BRUNO LOOKED EVEN MORE UNCOMFORTABLE AS THEY AWAITED AN EXPLANATION.

"LISTEN," SAID BRUNO, CAUTIOUSLY. "IT'S TOUGH BEING THE BLUE HAIRED ONE. YOU EVER SEE A CHARACTER FROM A SHOW WITH BLUE HAIR THAT GOT A GOOD DEAL? LIKE BUGGY FROM ONE PIECE. ALL I'M SAYING IS, IT WAS NICE TO HAVE SOMEONE AROUND WHO Y'KNOW, COULD RELATE TO HAVING BLUE HAIR. EVEN IF IT WAS A TOTALLY DIFFERENT SHADE."

THERE WAS A HORRIBLE SILENCE.

"SO IT'S THE ONE PIECE TCG NOW?" CROW SAID, VISIBLY OFFENDED. "THERE ISN'T EVEN A COLLECTING ASPECT TO THAT SHOW!"

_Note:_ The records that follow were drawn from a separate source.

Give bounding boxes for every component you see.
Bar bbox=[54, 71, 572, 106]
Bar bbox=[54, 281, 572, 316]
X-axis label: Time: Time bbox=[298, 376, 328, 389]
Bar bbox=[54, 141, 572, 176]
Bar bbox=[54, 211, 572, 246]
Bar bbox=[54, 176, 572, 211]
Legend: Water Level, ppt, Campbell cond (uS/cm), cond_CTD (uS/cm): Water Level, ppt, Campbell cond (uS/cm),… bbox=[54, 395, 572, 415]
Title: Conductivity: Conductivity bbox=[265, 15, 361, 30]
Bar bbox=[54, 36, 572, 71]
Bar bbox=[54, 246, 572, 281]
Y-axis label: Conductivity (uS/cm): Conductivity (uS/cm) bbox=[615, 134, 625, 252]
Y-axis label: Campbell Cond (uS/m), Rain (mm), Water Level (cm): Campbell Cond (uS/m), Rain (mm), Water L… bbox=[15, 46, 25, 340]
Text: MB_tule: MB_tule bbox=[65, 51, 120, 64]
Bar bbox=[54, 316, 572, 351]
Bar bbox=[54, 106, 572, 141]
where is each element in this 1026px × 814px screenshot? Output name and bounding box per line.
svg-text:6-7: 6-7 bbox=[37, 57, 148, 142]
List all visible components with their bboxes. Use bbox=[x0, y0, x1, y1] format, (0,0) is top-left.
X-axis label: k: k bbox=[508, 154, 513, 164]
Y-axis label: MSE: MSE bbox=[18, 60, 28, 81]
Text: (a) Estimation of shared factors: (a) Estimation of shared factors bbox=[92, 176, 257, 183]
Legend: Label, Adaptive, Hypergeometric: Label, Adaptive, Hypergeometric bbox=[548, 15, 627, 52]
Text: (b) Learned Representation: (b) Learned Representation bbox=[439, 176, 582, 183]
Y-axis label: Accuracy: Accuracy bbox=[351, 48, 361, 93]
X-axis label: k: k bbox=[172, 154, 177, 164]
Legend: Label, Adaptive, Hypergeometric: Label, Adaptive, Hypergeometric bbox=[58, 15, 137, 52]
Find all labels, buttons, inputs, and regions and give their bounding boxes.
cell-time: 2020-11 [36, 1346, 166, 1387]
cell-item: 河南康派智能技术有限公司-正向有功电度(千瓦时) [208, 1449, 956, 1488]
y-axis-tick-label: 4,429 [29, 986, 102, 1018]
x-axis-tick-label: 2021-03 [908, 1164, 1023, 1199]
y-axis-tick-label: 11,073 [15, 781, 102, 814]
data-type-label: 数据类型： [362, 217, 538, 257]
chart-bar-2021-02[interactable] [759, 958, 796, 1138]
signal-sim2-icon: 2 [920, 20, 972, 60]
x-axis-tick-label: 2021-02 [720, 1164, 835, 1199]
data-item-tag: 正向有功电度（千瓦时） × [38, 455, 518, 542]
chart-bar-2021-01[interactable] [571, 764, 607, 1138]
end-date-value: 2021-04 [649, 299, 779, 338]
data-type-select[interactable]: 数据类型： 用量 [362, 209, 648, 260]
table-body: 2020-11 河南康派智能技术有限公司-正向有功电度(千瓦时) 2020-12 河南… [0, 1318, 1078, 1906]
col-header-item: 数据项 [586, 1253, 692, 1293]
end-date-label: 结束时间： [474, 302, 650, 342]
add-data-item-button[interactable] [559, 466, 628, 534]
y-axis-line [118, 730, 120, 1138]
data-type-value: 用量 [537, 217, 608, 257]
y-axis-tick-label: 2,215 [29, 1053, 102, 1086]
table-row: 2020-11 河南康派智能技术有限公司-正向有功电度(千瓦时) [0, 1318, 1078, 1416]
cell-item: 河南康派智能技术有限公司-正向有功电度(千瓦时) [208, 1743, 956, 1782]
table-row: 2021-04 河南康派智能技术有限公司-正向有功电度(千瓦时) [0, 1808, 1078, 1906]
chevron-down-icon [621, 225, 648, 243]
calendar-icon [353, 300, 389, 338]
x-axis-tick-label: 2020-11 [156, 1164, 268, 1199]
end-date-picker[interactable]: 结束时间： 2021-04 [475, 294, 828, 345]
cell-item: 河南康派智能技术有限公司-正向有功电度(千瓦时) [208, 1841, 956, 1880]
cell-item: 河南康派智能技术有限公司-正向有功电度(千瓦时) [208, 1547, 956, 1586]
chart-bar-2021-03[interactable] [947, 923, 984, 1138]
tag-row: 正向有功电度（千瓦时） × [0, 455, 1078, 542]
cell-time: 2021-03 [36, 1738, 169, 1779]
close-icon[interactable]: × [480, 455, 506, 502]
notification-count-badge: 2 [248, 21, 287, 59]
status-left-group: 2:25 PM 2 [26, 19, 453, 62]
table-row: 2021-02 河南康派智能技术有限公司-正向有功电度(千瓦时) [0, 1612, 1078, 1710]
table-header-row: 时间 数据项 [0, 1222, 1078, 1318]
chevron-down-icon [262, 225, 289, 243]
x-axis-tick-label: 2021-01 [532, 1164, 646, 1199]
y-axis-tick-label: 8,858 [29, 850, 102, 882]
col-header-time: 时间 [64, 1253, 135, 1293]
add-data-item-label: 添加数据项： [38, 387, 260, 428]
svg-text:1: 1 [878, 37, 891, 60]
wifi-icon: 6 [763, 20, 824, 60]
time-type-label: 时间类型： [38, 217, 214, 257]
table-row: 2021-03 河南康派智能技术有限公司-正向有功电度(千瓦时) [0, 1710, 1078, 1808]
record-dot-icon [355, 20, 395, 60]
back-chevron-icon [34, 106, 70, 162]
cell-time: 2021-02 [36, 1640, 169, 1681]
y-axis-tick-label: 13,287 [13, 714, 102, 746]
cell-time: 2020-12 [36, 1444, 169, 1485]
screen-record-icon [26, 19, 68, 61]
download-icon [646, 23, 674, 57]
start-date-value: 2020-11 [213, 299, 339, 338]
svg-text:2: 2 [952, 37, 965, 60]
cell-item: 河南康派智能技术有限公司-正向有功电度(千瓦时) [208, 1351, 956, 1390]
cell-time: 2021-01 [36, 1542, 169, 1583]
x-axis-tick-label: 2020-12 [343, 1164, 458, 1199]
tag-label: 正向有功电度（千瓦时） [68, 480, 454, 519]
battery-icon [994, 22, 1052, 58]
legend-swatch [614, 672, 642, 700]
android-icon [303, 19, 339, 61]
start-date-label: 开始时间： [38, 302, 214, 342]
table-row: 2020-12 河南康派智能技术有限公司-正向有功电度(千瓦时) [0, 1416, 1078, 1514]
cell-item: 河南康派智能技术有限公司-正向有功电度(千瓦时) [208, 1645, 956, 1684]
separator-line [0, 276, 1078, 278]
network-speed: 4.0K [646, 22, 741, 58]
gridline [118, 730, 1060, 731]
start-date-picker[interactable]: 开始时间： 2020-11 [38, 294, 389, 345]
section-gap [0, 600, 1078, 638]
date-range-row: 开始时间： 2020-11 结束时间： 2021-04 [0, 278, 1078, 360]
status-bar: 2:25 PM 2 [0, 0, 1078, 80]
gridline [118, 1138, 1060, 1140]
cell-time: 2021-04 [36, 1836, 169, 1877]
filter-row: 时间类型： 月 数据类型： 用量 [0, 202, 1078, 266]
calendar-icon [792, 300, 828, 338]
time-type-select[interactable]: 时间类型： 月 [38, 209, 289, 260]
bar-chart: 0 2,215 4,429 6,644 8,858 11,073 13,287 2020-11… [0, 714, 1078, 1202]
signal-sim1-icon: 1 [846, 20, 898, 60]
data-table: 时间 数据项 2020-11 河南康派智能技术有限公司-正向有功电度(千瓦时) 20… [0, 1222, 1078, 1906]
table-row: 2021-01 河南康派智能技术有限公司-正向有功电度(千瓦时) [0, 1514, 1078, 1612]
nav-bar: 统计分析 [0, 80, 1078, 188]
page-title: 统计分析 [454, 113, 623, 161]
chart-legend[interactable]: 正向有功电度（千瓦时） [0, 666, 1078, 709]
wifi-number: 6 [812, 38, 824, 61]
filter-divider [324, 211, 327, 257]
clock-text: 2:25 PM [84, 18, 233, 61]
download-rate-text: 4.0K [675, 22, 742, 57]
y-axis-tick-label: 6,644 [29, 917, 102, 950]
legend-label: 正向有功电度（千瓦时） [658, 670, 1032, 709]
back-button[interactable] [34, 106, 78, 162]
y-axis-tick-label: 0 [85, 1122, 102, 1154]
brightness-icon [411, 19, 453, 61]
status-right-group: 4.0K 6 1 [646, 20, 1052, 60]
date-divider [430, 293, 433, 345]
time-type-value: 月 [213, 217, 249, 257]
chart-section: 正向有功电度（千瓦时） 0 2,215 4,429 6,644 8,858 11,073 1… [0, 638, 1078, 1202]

"AND IT TAKES PLACE ON THE SEA." JACK ADDED, SUDDENLY LOOKING QUITE PALE. CARLY PATTED HIS HAND.

"SO WHAT, ARE YOU SAYING YOU WANT TO BE KILLYOU'S SPECIAL BIKER FRIEND AND NOT YOUSAY'S NOW?" TED SAID, AGAST.

"NO! NO THAT'S NOT WHAT I'M SAYING AT ALL-" SAID BRUNO BUT IT WAS TOO LATE. YOUSAY HAD RUN INTO THE OTHER ROOM AGAIN AND LOCKED THE DOOR.

"HEY HEY, WHOA, I'M STILL THE CENTRE OF ATTENTION, RIGHT?" JACK SAID AS EVERYONE SCOOTED TOWARDS THE DOOR. "CARLY... YOU TOO!?"

"OH JACK I'LL BE BACK IN A SECOND, THEY MIGHT NEED A WOMAN'S TOUCH TO RESOLVE THIS KIND OF EMOTIONAL THING."

"BUT I NEED A WOMAN'S TOUCH TOO…" JACK SAID, BUT IT WASN'T LOUD ENOUGH. HE SIGHED AND CONTINUED TO SIP HIS TEA.

WILLIAM SAT DOWN NEXT TO JACK AND TOOK TED'S TEA BECAUSE IT WASN'T A NICE THING TO DO.

"MUST SUCK TO BE IGNORED BY YOUR GIRLFRIEND - IS THIS BLUE EYES TEA?"

"DON'T TELL ME THE FUTURE AGAIN STRANGE SEAMAN I'VE DIED ONCE ALREADY - AND YES IT IS. YOU SEEM TO BE A MAN OF FINE TASTE." JACK SAID, STILL HURT RINGING IN HIS VOICE FROM BEING ABANDONED BY HIS NEW ENTOURAGE.

"WELL I THOUGHT THAT WAS OBVIOUS." THE DISHEVELLED OLD MAN WITH CLOTHES MADE OF POTATO SACKS KNOWN AS WILLIAM SAID AND SIPPED THE TEA MORE. IT APPEARED HE HAD REMEMBERED AT LEAST ONE THING.